While enjoying the look, feel, and touch of cash is part of the Indian ethos, the country is moving towards currency digitization. The Reserve Bank of India plans to launch a digital currency before the end of the current fiscal year in March 2023. That currency still needs a name, but its purpose is to provide almost all of the features that cash now has, albeit in a digital form.
Digital transactions nowadays leave an audit trail and a trace. Every time a debit or credit card is swiped, information about the cardholder’s identity, purchases, and location is revealed. Another distinction between cash and digital transactions is that with cash, settlement occurs at the time of the transaction. It is, in other words, a “delivery-versus-payment” arrangement. Payments are made in today’s digital transactions, however, at the time of settlement, which occurs with a time lag after the transaction. One of the strongest motivators for people to continue using cash is the preference for a delivery-versus-payment situation in which the buyer only parts with the payment once there is the assurance of delivery.
Of course, continuing to have physical, paper-based currency in circulation while a digital currency is in use does not fit with most future visions. That is why the Reserve Bank’s upcoming digital currency is both significant and unique.
Private Crypto Is Not Digital Currency
To begin, central bank digital currency (CBDC) will differ from Bitcoin, Ethereum, and other cryptocurrencies, which are not equivalent to sovereign currencies in most countries, including India, because they are not authorized means of payment and lack legal backing. Unlike a private digital currency, a central bank digital currency can be used to offset payment obligations with certainty.
Second, there is no agreement on who owns or how many private digital currencies (assets?) are in circulation. The origins of Bitcoin, Ethereum, Ripple, and other cryptocurrencies are unknown. As a result, there is no guarantee that the value stored in a private digital currency will be paid and will always be a stable value. In contrast, a digital currency issued by a central bank is typically backed by a sovereign nation. Even if something goes wrong — say, in the IT system or some other unforeseeable contingency — the holder of that bank’s currency, whether in physical or digital form, has confidence that the value of that currency will always be available to him/her.
The Reserve Bank of India has not yet defined the term “cryptocurrency,” but I believe it will describe today’s private cryptocurrencies as shares of stock. The definition would also include new crypto products like nonfungible tokens.
India’s Retail Payments
India’s retail payments system has become more sophisticated, dynamic, and extensive in recent years. The broad payment space includes several payment system operators, wallet companies, and providers to operators and card companies.

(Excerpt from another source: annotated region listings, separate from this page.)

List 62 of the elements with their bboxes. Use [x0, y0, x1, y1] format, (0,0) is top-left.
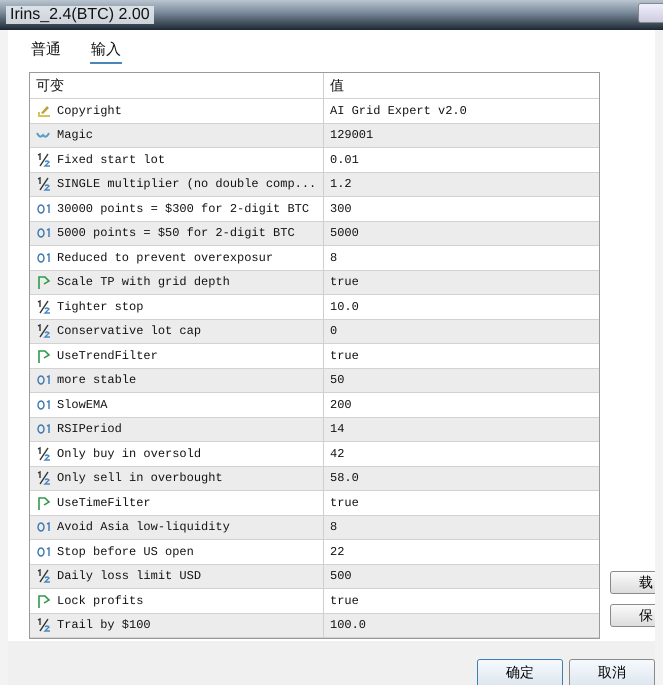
parameter-value: true [330, 496, 359, 510]
dialog-button[interactable]: 确定 [477, 659, 563, 685]
parameter-value: AI Grid Expert v2.0 [330, 104, 467, 118]
parameter-value: true [330, 594, 359, 608]
parameter-value: 14 [330, 422, 344, 436]
parameter-value: true [330, 348, 359, 363]
parameter-value: 42 [330, 446, 344, 461]
dialog-button[interactable]: 取消 [569, 659, 655, 685]
parameter-name: Daily loss limit USD [57, 569, 202, 584]
parameter-name: Scale TP with grid depth [57, 275, 230, 290]
parameter-value: 200 [330, 398, 352, 412]
parameter-value: 500 [330, 569, 352, 584]
parameter-name: Reduced to prevent overexposur [57, 250, 274, 265]
parameter-name: Avoid Asia low-liquidity [57, 520, 230, 534]
fraction-icon [36, 176, 52, 192]
parameter-value: 50 [330, 373, 344, 388]
parameter-value: 8 [330, 250, 338, 265]
window-control[interactable] [638, 3, 663, 23]
side-button[interactable]: 保 [610, 604, 655, 627]
fraction-icon [36, 568, 52, 584]
parameter-value: true [330, 275, 359, 290]
tab[interactable]: 普通 [30, 40, 62, 64]
parameter-name: Magic [57, 128, 94, 142]
parameter-name: UseTimeFilter [57, 496, 151, 510]
parameter-value: 300 [330, 202, 352, 216]
fraction-icon [36, 323, 52, 340]
fraction-icon [36, 446, 52, 462]
side-button[interactable]: 载 [610, 571, 655, 594]
parameter-value: 58.0 [330, 471, 359, 486]
window-title: Irins_2.4(BTC) 2.00 [6, 6, 154, 24]
parameter-name: Only sell in overbought [57, 471, 223, 486]
parameter-name: Tighter stop [57, 300, 144, 314]
parameter-name: Only buy in oversold [57, 446, 202, 461]
tab[interactable]: 输入 [90, 40, 122, 64]
parameter-value: 1.2 [330, 177, 352, 192]
parameter-name: SlowEMA [57, 398, 108, 412]
parameter-name: 5000 points = $50 for 2-digit BTC [57, 226, 295, 240]
parameter-value: 8 [330, 520, 338, 534]
parameter-value: 10.0 [330, 300, 359, 314]
parameter-name: SINGLE multiplier (no double comp... [57, 177, 316, 192]
parameter-name: Lock profits [57, 594, 144, 608]
parameter-name: more stable [57, 373, 136, 388]
parameter-name: Trail by $100 [57, 618, 151, 632]
parameter-value: 0 [330, 324, 338, 338]
fraction-icon [36, 152, 52, 168]
parameter-value: 22 [330, 544, 344, 559]
parameter-name: UseTrendFilter [57, 348, 158, 363]
parameter-name: Copyright [57, 104, 122, 118]
parameter-name: RSIPeriod [57, 422, 122, 436]
fraction-icon [36, 298, 52, 315]
parameter-name: 30000 points = $300 for 2-digit BTC [57, 202, 310, 216]
column-header: 可变 [36, 76, 64, 94]
parameter-value: 0.01 [330, 152, 359, 167]
column-header: 值 [330, 76, 344, 94]
parameter-value: 129001 [330, 128, 374, 142]
fraction-icon [36, 470, 52, 486]
parameter-name: Stop before US open [57, 544, 194, 559]
fraction-icon [36, 617, 52, 634]
parameter-name: Conservative lot cap [57, 324, 202, 338]
parameter-value: 5000 [330, 226, 359, 240]
parameter-value: 100.0 [330, 618, 366, 632]
parameter-name: Fixed start lot [57, 152, 166, 167]
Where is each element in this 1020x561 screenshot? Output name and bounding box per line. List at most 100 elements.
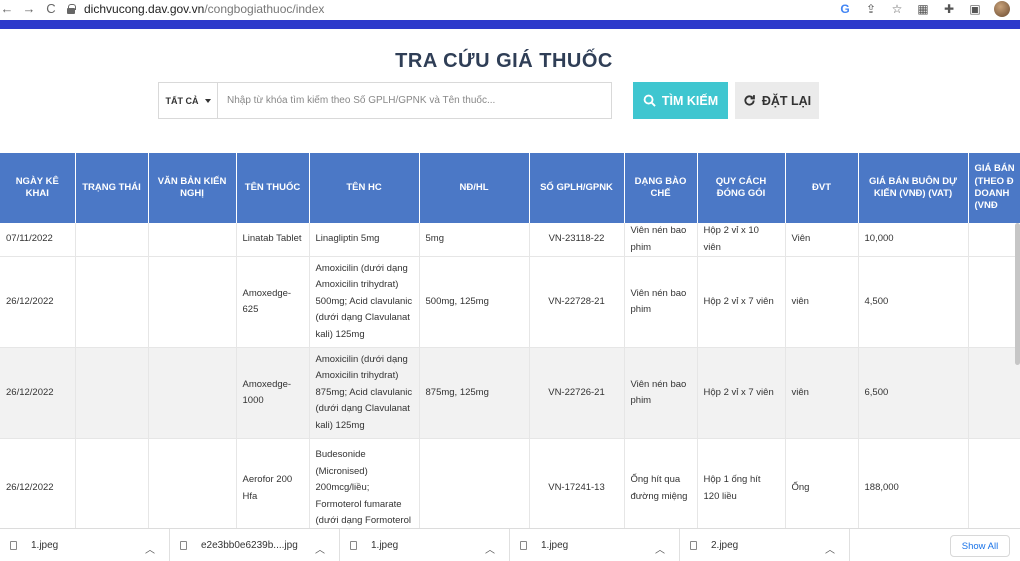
download-item[interactable]: e2e3bb0e6239b....jpg ︿ (170, 529, 340, 561)
download-item[interactable]: 2.jpeg ︿ (680, 529, 850, 561)
extensions-icon[interactable]: ✚ (942, 2, 956, 16)
header-dvt[interactable]: ĐVT (785, 153, 859, 223)
url-path: /congbogiathuoc/index (204, 2, 325, 16)
reload-icon[interactable]: C (44, 2, 58, 16)
share-icon[interactable]: ⇪ (864, 2, 878, 16)
header-dang-bao-che[interactable]: DẠNG BÀO CHẾ (624, 153, 698, 223)
browser-toolbar: ← → C dichvucong.dav.gov.vn/congbogiathu… (0, 0, 1020, 18)
cell-trang-thai (75, 256, 149, 348)
download-filename: e2e3bb0e6239b....jpg (201, 539, 298, 551)
page-title: TRA CỨU GIÁ THUỐC (395, 50, 613, 72)
download-filename: 1.jpeg (31, 539, 59, 551)
category-label: TẤT CẢ (165, 95, 199, 106)
cell-nd-hl: 500mg, 125mg (419, 256, 530, 348)
cell-ngay: 26/12/2022 (0, 256, 76, 348)
forward-icon[interactable]: → (22, 2, 36, 16)
cell-quy-cach: Hộp 2 vỉ x 7 viên (697, 256, 786, 348)
chevron-up-icon[interactable]: ︿ (145, 541, 155, 556)
header-trang-thai[interactable]: TRẠNG THÁI (75, 153, 149, 223)
table-row[interactable]: 26/12/2022 Aerofor 200 Hfa Budesonide (M… (0, 438, 1020, 528)
price-table: NGÀY KÊ KHAI TRẠNG THÁI VĂN BẢN KIẾN NGH… (0, 153, 1020, 528)
cell-nd-hl (419, 438, 530, 528)
cell-gia-ban (968, 256, 1020, 348)
cell-quy-cach: Hộp 2 vỉ x 10 viên (697, 223, 786, 257)
reset-button-label: ĐẶT LẠI (761, 93, 812, 108)
cell-ten-thuoc: Amoxedge-625 (236, 256, 310, 348)
category-select[interactable]: TẤT CẢ (159, 83, 218, 118)
table-row[interactable]: 26/12/2022 Amoxedge-1000 Amoxicilin (dướ… (0, 347, 1020, 439)
lock-icon (66, 4, 76, 14)
header-ten-thuoc[interactable]: TÊN THUỐC (236, 153, 310, 223)
url-host: dichvucong.dav.gov.vn (84, 2, 205, 16)
file-icon (10, 540, 17, 550)
cell-dang-bao-che: Viên nén bao phim (624, 223, 698, 257)
cell-ten-hc: Linagliptin 5mg (309, 223, 420, 257)
chevron-down-icon (204, 98, 211, 103)
browser-actions: G ⇪ ☆ ▦ ✚ ▣ (838, 1, 1020, 17)
cell-gia: 188,000 (858, 438, 969, 528)
download-item[interactable]: 1.jpeg ︿ (340, 529, 510, 561)
cell-so-gplh: VN-22726-21 (529, 347, 625, 439)
table-header-row: NGÀY KÊ KHAI TRẠNG THÁI VĂN BẢN KIẾN NGH… (0, 153, 1020, 223)
cell-so-gplh: VN-23118-22 (529, 223, 625, 257)
cell-trang-thai (75, 347, 149, 439)
cell-trang-thai (75, 438, 149, 528)
nav-buttons: ← → C (0, 2, 60, 16)
address-bar[interactable]: dichvucong.dav.gov.vn/congbogiathuoc/ind… (66, 2, 838, 16)
show-all-button[interactable]: Show All (950, 535, 1010, 557)
header-nd-hl[interactable]: NĐ/HL (419, 153, 530, 223)
header-gia-ban[interactable]: GIÁ BÁN (THEO Đ DOANH (VNĐ (968, 153, 1020, 223)
back-icon[interactable]: ← (0, 2, 14, 16)
file-icon (350, 540, 357, 550)
cell-dang-bao-che: Viên nén bao phim (624, 256, 698, 348)
header-gia-ban-buon[interactable]: GIÁ BÁN BUÔN DỰ KIẾN (VNĐ) (VAT) (858, 153, 969, 223)
download-item[interactable]: 1.jpeg ︿ (0, 529, 170, 561)
cell-quy-cach: Hộp 2 vỉ x 7 viên (697, 347, 786, 439)
header-ten-hc[interactable]: TÊN HC (309, 153, 420, 223)
sidepanel-icon[interactable]: ▣ (968, 2, 982, 16)
header-ngay-ke-khai[interactable]: NGÀY KÊ KHAI (0, 153, 76, 223)
header-so-gplh[interactable]: SỐ GPLH/GPNK (529, 153, 625, 223)
download-filename: 1.jpeg (371, 539, 399, 551)
refresh-icon (744, 95, 755, 106)
file-icon (180, 540, 187, 550)
chevron-up-icon[interactable]: ︿ (655, 541, 665, 556)
cell-ngay: 07/11/2022 (0, 223, 76, 257)
cell-gia: 4,500 (858, 256, 969, 348)
chevron-up-icon[interactable]: ︿ (825, 541, 835, 556)
download-filename: 2.jpeg (711, 539, 739, 551)
cell-van-ban (148, 256, 237, 348)
cell-ngay: 26/12/2022 (0, 347, 76, 439)
cell-ten-hc: Amoxicilin (dưới dạng Amoxicilin trihydr… (309, 347, 420, 439)
star-icon[interactable]: ☆ (890, 2, 904, 16)
download-filename: 1.jpeg (541, 539, 569, 551)
cell-ten-hc: Amoxicilin (dưới dạng Amoxicilin trihydr… (309, 256, 420, 348)
cell-ten-thuoc: Aerofor 200 Hfa (236, 438, 310, 528)
price-table-container[interactable]: NGÀY KÊ KHAI TRẠNG THÁI VĂN BẢN KIẾN NGH… (0, 153, 1020, 528)
cell-quy-cach: Hộp 1 ống hít 120 liều (697, 438, 786, 528)
qr-icon[interactable]: ▦ (916, 2, 930, 16)
google-icon[interactable]: G (838, 2, 852, 16)
file-icon (690, 540, 697, 550)
download-item[interactable]: 1.jpeg ︿ (510, 529, 680, 561)
cell-van-ban (148, 438, 237, 528)
vertical-scrollbar[interactable] (1015, 223, 1020, 365)
header-quy-cach[interactable]: QUY CÁCH ĐÓNG GÓI (697, 153, 786, 223)
profile-avatar[interactable] (994, 1, 1010, 17)
cell-ngay: 26/12/2022 (0, 438, 76, 528)
cell-van-ban (148, 223, 237, 257)
chevron-up-icon[interactable]: ︿ (485, 541, 495, 556)
search-button[interactable]: TÌM KIẾM (633, 82, 728, 119)
cell-dang-bao-che: Ống hít qua đường miệng (624, 438, 698, 528)
cell-nd-hl: 875mg, 125mg (419, 347, 530, 439)
cell-ten-thuoc: Amoxedge-1000 (236, 347, 310, 439)
cell-trang-thai (75, 223, 149, 257)
cell-gia-ban (968, 438, 1020, 528)
table-row[interactable]: 07/11/2022 Linatab Tablet Linagliptin 5m… (0, 223, 1020, 257)
chevron-up-icon[interactable]: ︿ (315, 541, 325, 556)
search-box: TẤT CẢ (158, 82, 612, 119)
search-input[interactable] (218, 83, 611, 118)
header-van-ban-kien-nghi[interactable]: VĂN BẢN KIẾN NGHỊ (148, 153, 237, 223)
table-row[interactable]: 26/12/2022 Amoxedge-625 Amoxicilin (dưới… (0, 256, 1020, 348)
reset-button[interactable]: ĐẶT LẠI (735, 82, 819, 119)
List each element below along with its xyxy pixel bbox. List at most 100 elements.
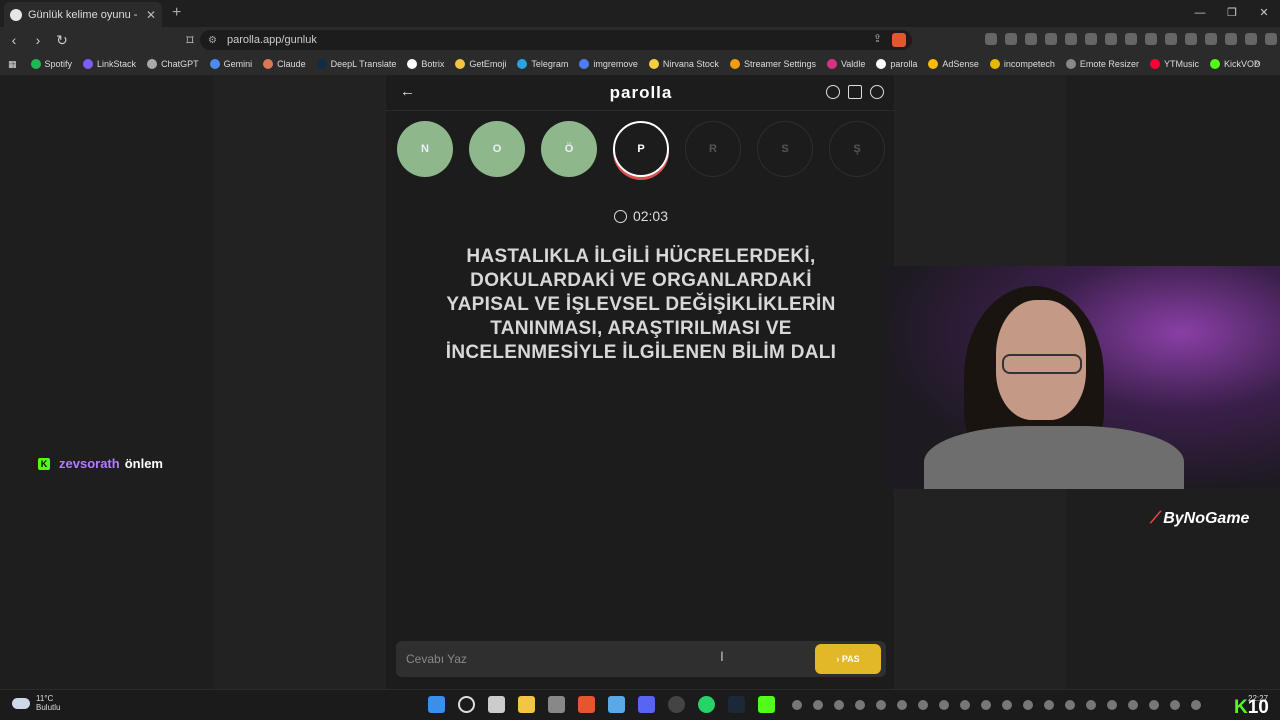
tray-icon[interactable] xyxy=(1128,700,1138,710)
extension-icon[interactable] xyxy=(1025,33,1037,45)
bookmark-item[interactable]: LinkStack xyxy=(83,59,136,69)
tray-icon[interactable] xyxy=(939,700,949,710)
brave-shields-icon[interactable] xyxy=(892,33,906,47)
extension-icon[interactable] xyxy=(1265,33,1277,45)
bookmark-item[interactable]: Valdle xyxy=(826,59,865,69)
extension-icon[interactable] xyxy=(1105,33,1117,45)
reload-icon[interactable]: ↻ xyxy=(52,32,72,49)
tray-icon[interactable] xyxy=(918,700,928,710)
text-cursor-icon: I xyxy=(720,648,724,664)
minimize-icon[interactable]: — xyxy=(1184,0,1216,27)
bookmark-item[interactable]: Telegram xyxy=(517,59,568,69)
letter-circle: P xyxy=(613,121,669,177)
tray-icon[interactable] xyxy=(1065,700,1075,710)
extension-icon[interactable] xyxy=(1125,33,1137,45)
tray-icon[interactable] xyxy=(1149,700,1159,710)
whatsapp-icon[interactable] xyxy=(698,696,715,713)
tray-icon[interactable] xyxy=(834,700,844,710)
bookmark-item[interactable]: ChatGPT xyxy=(147,59,199,69)
bookmark-item[interactable]: parolla xyxy=(876,59,917,69)
windows-start-icon[interactable] xyxy=(428,696,445,713)
maximize-icon[interactable]: ❐ xyxy=(1216,0,1248,27)
tray-icon[interactable] xyxy=(960,700,970,710)
steam-icon[interactable] xyxy=(728,696,745,713)
search-icon[interactable] xyxy=(458,696,475,713)
bookmarks-bar: ▦ Spotify LinkStack ChatGPT Gemini Claude Dee… xyxy=(0,53,1280,75)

As customers have more options, these businesses have become more profitable.
The Reserve Bank has aided the industry’s growth with its Real Time Gross Settlement system, which ensures funds transfers for large amounts within seconds, and its National Electronic Funds Transfer system, which is used for retail transfers. Then there’s UPI, or the Unified Payments Interface, a real-time payment system that allows interbank peer-to-peer and person-to-merchant transactions. The National Payments Corporation of India created the QR-code-based system, an umbrella organization created by the RBI & the Indian Banks’ Association to operate retail payments and settlement systems.
The Money’s Velocity
Depending on the purpose of the transaction, funds can now be moved digitally in various ways in India. Indeed, one of the most exciting aspects of the digitization of the payment system and the advent of actual digital currency is the faster flow of money that digitization encourages, which is very beneficial to the Indian economy. The velocity of money in the economy, or the rate at which it circulates, is a measure of an economy’s dynamism. The higher the speed, the faster the economy grows.